Closer Shortly before the band's second album, saw the light, and when Joy Division was about to embark on a U.S. tour, Curtis hanged himself in the kitchen of his home in Manchester. In his turntable spinning The Idiot, more introspective album Iggy Pop His remains were buried under the epitaph Love Will Tear Us Apart (Love will tear us apart), the title of their most popular song and the summary of his short tragic life. He was 23.
icon, also on the big screen
The singular life of Ian Curtis has been an inspiration for the film. Based on Touching From a Distance, a biography that wrote the icon to be his wife, Deborah Curtis, Anton Corbijn filmed in 2007 Control, a biopic starring Sam Riley, who bears a stunning resemblance to the musician.
The film picked up many accolades from critics and received the award for Best European Film Festival in Cannes. Other filmmakers, like Grant Gee, chose to portray the life of Curtis in documentary form. Joy Division (2007) reconstructs the life of the singer through the statements of relatives and close friends, helping to shape a story for a lot more faithful to the figure of myth.
Moreover, captured in Michael Winterbottom's 24 Hour Party People essential to the vibrancy of the Manchester scene in the late seventies and early eighties, where Joy Division played a key role.
His legacy
- Unknown pleasures. 1979. The debut album by Joy Division showed on the cover of 100 successive pulses of the first pulsar discovered. Magnetic served as reference to get a perfect idea of \u200b\u200bwhat their sound appealing: songs as primary and absolutely heartbreaking, executed with an obvious technical limitation that was more than offset based on passion.
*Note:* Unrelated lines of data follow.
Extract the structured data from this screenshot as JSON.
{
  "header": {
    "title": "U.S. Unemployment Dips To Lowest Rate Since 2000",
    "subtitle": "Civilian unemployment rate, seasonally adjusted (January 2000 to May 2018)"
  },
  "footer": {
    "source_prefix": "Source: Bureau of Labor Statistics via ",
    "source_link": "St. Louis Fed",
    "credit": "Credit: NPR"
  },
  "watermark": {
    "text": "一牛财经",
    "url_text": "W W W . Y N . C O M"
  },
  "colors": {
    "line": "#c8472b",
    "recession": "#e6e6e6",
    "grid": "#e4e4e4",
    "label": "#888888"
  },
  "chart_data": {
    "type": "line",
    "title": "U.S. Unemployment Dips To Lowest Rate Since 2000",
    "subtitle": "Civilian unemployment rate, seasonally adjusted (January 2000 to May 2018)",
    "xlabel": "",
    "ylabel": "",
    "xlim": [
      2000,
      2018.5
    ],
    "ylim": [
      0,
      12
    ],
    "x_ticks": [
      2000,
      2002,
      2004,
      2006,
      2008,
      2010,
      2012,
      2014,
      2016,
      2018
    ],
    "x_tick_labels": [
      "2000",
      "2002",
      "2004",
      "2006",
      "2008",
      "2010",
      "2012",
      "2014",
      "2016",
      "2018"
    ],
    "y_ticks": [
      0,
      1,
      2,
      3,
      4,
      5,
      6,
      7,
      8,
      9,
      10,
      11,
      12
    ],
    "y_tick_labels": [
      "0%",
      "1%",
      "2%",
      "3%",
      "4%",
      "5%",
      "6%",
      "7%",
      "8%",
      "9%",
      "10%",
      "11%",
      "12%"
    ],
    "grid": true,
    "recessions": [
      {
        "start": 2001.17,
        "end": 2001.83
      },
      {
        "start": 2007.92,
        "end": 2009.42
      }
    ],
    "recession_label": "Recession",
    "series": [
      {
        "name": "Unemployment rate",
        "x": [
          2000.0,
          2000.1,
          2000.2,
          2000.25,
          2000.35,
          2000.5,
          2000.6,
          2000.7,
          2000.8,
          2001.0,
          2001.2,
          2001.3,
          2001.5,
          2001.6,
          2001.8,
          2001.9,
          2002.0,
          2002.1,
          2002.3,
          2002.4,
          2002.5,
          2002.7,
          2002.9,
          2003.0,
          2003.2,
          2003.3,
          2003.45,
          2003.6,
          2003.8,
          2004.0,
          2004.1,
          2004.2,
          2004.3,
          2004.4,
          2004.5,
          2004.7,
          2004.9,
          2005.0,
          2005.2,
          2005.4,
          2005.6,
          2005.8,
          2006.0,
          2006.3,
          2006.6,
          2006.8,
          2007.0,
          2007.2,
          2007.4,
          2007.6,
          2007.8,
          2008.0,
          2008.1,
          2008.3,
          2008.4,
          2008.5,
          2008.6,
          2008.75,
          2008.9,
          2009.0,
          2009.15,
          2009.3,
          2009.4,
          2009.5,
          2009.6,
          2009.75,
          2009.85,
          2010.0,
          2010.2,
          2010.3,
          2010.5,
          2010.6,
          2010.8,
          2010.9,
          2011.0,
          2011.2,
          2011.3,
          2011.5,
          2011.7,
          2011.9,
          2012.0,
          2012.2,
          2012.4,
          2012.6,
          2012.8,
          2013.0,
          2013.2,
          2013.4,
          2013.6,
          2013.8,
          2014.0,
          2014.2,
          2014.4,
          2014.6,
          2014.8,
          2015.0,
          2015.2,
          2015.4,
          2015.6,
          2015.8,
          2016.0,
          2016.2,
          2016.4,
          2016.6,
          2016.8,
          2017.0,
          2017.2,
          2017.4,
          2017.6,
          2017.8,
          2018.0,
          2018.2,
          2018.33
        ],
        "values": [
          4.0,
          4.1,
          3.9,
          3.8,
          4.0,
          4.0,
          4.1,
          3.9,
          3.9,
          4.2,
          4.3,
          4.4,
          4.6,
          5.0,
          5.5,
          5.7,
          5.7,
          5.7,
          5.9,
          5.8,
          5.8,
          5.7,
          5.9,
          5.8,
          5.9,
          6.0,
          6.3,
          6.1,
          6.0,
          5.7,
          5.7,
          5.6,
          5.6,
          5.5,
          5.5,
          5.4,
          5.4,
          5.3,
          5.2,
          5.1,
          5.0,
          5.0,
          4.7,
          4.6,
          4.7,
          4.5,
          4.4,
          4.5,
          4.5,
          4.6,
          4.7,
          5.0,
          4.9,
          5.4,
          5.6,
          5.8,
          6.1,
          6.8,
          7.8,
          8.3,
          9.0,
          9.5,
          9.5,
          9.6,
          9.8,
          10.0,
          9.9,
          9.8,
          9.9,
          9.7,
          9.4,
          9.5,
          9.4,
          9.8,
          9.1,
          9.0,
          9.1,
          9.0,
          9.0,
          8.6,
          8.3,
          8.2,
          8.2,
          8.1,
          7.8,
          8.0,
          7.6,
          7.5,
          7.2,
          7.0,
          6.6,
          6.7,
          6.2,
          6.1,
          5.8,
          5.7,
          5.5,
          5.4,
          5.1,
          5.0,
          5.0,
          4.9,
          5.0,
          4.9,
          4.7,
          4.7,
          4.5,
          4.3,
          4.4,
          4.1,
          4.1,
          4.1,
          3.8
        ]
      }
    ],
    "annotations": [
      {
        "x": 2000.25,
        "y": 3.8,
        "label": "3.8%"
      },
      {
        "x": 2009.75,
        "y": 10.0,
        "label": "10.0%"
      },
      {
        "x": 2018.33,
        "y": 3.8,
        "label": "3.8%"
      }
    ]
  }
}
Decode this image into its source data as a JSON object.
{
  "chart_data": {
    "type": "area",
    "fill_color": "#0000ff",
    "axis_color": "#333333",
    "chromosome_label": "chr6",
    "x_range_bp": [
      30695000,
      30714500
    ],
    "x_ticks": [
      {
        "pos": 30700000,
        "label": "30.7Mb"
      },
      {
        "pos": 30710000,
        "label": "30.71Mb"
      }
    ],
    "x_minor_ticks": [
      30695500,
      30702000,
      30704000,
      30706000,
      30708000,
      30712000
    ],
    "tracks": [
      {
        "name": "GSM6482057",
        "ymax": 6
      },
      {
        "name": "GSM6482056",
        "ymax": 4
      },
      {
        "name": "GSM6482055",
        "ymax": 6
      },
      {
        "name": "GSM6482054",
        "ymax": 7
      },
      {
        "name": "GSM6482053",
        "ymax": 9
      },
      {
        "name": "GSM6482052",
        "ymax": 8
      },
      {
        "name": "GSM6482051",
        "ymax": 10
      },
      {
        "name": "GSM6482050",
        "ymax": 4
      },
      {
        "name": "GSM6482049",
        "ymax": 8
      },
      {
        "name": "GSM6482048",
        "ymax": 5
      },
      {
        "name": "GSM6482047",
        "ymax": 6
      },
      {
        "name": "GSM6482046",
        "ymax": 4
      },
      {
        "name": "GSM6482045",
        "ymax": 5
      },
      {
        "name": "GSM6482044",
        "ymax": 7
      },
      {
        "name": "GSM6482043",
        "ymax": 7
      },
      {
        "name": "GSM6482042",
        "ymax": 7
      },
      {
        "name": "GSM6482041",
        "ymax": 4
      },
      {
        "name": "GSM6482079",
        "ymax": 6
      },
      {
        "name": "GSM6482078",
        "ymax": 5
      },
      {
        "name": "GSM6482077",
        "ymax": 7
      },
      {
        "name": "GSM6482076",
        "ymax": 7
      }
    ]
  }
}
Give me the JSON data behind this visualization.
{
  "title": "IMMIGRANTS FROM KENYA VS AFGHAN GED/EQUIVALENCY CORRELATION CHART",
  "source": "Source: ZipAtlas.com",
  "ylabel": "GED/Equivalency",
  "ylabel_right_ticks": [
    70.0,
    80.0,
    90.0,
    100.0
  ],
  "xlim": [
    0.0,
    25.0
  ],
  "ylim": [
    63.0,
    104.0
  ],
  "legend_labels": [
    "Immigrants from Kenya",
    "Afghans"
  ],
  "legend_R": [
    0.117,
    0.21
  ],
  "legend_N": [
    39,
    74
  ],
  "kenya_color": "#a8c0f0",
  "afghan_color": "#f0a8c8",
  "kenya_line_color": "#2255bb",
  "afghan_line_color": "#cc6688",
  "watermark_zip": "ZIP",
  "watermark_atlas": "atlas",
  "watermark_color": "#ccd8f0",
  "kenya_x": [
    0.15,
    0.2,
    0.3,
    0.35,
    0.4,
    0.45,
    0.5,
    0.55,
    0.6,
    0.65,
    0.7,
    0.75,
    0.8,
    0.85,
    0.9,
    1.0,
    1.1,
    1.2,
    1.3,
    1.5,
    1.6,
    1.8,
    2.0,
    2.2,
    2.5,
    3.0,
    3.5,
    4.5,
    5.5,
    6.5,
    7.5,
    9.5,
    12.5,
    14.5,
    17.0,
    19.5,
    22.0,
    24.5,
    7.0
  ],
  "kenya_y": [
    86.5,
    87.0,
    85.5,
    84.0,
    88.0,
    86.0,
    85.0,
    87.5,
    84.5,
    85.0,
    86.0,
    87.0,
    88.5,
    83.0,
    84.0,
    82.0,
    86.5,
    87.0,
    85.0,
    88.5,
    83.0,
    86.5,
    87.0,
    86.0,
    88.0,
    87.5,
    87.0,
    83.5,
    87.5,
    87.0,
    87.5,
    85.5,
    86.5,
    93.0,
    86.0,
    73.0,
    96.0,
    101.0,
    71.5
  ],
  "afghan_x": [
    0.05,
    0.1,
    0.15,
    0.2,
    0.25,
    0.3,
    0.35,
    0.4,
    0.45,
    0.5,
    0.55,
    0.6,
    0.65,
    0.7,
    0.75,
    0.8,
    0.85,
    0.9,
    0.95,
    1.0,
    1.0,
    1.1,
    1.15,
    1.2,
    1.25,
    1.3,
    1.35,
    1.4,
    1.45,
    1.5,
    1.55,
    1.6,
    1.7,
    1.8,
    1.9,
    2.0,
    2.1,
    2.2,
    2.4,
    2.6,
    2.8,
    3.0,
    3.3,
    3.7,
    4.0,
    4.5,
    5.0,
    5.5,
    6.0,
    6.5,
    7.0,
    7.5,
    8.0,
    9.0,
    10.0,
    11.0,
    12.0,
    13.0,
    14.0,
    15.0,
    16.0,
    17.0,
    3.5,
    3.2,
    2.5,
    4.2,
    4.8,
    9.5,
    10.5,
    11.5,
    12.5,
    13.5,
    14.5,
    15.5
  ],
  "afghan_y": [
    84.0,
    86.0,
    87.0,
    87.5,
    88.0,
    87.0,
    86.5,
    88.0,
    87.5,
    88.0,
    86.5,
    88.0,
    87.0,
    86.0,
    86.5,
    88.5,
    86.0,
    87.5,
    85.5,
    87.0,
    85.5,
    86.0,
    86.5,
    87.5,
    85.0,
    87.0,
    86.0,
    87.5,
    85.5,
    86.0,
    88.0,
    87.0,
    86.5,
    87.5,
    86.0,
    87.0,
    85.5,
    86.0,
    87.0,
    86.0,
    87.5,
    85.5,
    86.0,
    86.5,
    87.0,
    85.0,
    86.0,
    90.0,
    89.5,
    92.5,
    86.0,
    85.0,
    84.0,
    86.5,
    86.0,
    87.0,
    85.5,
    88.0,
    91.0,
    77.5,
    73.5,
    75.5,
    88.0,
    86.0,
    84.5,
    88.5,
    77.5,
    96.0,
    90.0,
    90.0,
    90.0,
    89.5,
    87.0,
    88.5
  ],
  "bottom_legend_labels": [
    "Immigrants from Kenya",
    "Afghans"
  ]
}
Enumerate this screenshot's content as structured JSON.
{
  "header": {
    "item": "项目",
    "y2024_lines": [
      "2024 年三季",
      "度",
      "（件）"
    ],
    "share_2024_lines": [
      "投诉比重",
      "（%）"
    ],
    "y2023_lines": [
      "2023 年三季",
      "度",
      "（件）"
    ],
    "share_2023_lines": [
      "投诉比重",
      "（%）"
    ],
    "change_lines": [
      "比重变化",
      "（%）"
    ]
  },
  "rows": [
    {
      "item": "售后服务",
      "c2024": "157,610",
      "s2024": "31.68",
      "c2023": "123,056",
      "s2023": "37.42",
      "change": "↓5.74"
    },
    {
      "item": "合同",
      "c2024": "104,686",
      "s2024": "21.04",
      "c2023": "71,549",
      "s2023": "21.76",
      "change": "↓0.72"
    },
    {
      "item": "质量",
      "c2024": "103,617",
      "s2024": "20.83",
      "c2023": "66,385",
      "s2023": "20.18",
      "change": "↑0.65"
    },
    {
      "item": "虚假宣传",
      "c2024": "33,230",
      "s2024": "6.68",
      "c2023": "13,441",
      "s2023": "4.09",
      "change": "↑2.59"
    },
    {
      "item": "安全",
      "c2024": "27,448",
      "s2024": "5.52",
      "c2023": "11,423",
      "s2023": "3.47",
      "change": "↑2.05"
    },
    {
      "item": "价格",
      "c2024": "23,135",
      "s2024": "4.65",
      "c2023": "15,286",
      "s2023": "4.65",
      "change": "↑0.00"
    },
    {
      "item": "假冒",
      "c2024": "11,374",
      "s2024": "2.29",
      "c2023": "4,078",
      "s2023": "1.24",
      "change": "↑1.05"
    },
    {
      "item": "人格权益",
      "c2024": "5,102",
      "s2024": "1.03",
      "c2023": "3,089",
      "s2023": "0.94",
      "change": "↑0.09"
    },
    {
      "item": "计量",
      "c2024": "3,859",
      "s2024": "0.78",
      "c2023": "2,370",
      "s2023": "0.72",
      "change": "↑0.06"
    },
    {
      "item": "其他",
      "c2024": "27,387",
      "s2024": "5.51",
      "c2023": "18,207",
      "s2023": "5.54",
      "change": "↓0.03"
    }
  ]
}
Disorder She's Lost Control or give a good account of it. Beyond the indie charts, sales were poor, but over time would be vindicated as one of the most influential debut albums of all time.
- Closer. 1980. Although the launch of the second work of Joy Division was scheduled for May 1980, the suicide of Curtis made to postpone until July of that year. Thus, the leader of Joy Division did not live to see the success of Love will tear us apart, single that appeared in the first edition of an album more austere and claustrophobic than its predecessor.
A masterpiece of dark, foreboding cover funeral and that put an end to the band and served as a link between punk and new wave, the survivors of Joy Division would be major players with his new band, New Order.